URnews

Sri Lanka Bangkrut, Minta Warga Perantau untuk Kirim Uang

Rizqi Rajendra, Kamis, 14 April 2022 18.08 | Waktu baca 2 menit
WhatsApp ShareFacebook ShareTwitter ShareLinkedin Share
Sri Lanka Bangkrut, Minta Warga Perantau untuk Kirim Uang
Image: Ilustrasi - Pedagang pasar di Sri Lanka. (John Gibson/Pixabay)

Jakarta - Sri Lanka mendesak warganya yang merantau ke luar negeri agar segera mengirim uang ke negaranya untuk membantu membayar makanan dan bahan bakar pada Rabu, (13/4/22).

Permintaan itu karena Sri Lanka terlilit utang luar negeri senilai 51 miliar dolar AS atau setara Rp 731 triliun. Negara kepulauan itu berada dalam cengkeraman krisis ekonomi yang terburuk sejak kemerdekaan tahun 1948.

Barang-barang mengalami kelangkaan dan juga pemadaman listrik terjadi secara berkala, membuat rakyat Sri Lanka geram dan menuntut pemerintahan Presiden Gotabaya Rajapaksa untuk mengundurkan diri.

Gubernur Bank Sentral, Nandalal Weerasinghe mengatakan, ia membutuhkan warga Sri Lanka yang di luar negeri untuk mendukung negara pada saat yang genting ini dengan menyumbangkan devisa yang sangat dibutuhkan.

Seruan Weerasinghe tersebut dilakukan sehari setelah pemerintah mengumumkan untuk menangguhkan semua utang luar negeri.

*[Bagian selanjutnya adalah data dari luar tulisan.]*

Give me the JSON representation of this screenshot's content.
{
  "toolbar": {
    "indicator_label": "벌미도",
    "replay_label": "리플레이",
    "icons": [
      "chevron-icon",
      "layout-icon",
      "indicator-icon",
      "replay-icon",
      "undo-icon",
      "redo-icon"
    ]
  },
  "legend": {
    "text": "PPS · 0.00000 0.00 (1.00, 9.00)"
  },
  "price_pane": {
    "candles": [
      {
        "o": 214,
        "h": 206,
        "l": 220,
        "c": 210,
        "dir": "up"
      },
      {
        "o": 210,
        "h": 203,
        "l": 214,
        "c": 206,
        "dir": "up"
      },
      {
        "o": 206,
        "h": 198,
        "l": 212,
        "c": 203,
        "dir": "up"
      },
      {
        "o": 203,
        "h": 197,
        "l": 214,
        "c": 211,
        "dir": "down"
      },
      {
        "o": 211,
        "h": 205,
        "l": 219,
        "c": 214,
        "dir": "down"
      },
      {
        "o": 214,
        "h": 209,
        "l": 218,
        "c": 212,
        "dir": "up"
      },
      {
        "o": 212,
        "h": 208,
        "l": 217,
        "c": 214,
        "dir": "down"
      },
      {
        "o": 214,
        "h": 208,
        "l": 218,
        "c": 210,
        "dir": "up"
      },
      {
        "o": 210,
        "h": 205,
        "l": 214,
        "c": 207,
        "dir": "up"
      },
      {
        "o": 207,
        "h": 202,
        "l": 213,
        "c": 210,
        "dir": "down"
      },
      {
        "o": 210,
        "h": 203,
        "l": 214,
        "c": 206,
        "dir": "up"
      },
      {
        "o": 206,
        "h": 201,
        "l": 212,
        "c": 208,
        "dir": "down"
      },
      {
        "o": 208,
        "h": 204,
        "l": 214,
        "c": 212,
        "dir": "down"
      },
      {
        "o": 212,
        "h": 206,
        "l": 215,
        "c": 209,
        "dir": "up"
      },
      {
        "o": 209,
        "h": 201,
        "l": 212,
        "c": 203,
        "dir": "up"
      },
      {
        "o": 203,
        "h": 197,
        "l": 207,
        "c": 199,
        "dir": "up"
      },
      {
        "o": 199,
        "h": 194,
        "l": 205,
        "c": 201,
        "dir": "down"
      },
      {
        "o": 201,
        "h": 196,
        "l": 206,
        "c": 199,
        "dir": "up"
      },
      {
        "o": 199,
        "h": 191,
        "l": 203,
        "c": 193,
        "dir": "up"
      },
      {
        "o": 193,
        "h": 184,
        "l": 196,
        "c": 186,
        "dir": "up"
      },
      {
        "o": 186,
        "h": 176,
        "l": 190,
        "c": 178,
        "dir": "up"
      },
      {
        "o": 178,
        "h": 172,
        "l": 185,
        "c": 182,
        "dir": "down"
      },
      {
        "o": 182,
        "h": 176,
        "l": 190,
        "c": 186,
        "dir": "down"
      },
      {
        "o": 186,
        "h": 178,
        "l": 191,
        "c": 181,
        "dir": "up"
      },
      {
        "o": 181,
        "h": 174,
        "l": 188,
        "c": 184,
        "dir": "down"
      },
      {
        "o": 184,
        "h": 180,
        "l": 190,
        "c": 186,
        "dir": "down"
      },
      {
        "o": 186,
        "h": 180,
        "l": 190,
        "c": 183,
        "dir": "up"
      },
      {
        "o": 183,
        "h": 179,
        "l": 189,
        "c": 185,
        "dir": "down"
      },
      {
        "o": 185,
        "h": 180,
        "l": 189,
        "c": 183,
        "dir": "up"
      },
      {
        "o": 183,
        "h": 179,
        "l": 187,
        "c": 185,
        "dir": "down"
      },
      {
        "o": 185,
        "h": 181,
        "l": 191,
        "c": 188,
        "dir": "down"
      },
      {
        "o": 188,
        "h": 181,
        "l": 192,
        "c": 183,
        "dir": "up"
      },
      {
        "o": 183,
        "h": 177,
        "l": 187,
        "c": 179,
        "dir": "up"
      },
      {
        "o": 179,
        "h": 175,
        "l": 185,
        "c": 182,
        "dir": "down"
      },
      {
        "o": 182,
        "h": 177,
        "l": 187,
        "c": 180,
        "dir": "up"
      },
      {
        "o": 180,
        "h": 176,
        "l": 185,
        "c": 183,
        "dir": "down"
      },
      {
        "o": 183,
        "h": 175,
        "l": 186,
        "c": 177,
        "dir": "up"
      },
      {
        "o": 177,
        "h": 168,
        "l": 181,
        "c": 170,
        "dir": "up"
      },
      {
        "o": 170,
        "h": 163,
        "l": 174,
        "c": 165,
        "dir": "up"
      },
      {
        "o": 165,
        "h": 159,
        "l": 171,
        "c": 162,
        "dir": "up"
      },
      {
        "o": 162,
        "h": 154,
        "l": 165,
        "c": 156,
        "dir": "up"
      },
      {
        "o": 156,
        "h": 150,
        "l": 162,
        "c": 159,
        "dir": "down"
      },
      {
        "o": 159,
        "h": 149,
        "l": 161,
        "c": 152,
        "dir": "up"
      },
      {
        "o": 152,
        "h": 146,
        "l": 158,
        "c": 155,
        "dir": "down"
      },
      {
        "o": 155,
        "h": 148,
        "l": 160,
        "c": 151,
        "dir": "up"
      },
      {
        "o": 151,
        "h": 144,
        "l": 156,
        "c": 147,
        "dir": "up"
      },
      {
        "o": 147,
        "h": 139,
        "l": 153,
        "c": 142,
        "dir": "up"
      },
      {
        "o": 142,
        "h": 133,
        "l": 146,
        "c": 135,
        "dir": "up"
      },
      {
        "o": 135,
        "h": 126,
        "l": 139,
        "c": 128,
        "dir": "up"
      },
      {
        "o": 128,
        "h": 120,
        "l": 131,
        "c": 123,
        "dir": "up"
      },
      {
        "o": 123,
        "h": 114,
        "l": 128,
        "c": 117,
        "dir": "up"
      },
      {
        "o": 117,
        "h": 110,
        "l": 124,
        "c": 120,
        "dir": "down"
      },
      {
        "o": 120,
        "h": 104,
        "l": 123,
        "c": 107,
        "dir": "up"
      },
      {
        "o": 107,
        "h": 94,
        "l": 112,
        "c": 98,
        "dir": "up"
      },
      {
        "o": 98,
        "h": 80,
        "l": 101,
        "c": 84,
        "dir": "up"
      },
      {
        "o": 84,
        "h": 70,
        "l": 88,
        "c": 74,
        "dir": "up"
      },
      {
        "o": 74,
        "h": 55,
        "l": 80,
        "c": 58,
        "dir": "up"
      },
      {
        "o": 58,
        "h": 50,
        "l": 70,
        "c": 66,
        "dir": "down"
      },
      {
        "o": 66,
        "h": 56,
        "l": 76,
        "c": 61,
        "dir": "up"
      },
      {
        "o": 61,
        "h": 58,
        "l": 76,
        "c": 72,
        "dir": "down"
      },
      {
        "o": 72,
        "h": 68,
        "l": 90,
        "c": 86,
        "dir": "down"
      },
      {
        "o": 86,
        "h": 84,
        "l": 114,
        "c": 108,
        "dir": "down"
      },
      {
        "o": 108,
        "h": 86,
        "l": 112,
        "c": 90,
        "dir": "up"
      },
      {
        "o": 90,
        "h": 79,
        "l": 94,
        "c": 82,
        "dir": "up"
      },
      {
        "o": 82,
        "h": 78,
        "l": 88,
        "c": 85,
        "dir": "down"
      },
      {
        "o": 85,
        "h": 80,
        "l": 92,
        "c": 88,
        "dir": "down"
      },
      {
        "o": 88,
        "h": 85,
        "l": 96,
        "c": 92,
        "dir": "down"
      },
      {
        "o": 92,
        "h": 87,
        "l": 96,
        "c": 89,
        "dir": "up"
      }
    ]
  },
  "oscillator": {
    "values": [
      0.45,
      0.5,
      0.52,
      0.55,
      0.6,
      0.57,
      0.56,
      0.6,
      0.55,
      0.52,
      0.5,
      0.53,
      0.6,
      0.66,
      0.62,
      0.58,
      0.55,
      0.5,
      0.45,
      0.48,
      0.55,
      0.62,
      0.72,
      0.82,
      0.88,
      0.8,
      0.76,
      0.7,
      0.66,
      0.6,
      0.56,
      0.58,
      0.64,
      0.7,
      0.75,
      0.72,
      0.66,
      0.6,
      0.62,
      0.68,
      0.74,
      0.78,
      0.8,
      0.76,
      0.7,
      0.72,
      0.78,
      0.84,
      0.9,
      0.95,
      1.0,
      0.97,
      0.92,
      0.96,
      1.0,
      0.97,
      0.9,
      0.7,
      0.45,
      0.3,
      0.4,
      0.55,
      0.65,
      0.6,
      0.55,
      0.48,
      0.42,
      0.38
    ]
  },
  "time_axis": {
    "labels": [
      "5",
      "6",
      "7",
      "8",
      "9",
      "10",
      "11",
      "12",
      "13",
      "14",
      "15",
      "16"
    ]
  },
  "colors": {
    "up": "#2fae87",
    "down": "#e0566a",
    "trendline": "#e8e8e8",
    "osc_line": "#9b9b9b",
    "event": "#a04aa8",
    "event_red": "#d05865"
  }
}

Pemerintah Sri Lanka juga mengaku akan menggunakan dana bantuan untuk persediaan bensin, obat-obatan dan kebutuhan lainnya yang semakin menipis.

Bahkan, ia telah menyiapkan rekening untuk sumbangan di Amerika Serikat, Inggris dan Jerman serta berjanji untuk membelanjakan bahan-bahan pokok yang paling dibutuhkan.

"Memastikan bahwa transfer mata uang asing tersebut akan digunakan untuk impor kebutuhan pokok, termasuk makanan, bahan bakar, dan obat-obatan," ujar Weerasinghe seperti dikutip The Times of India, Rabu, (13/4/22).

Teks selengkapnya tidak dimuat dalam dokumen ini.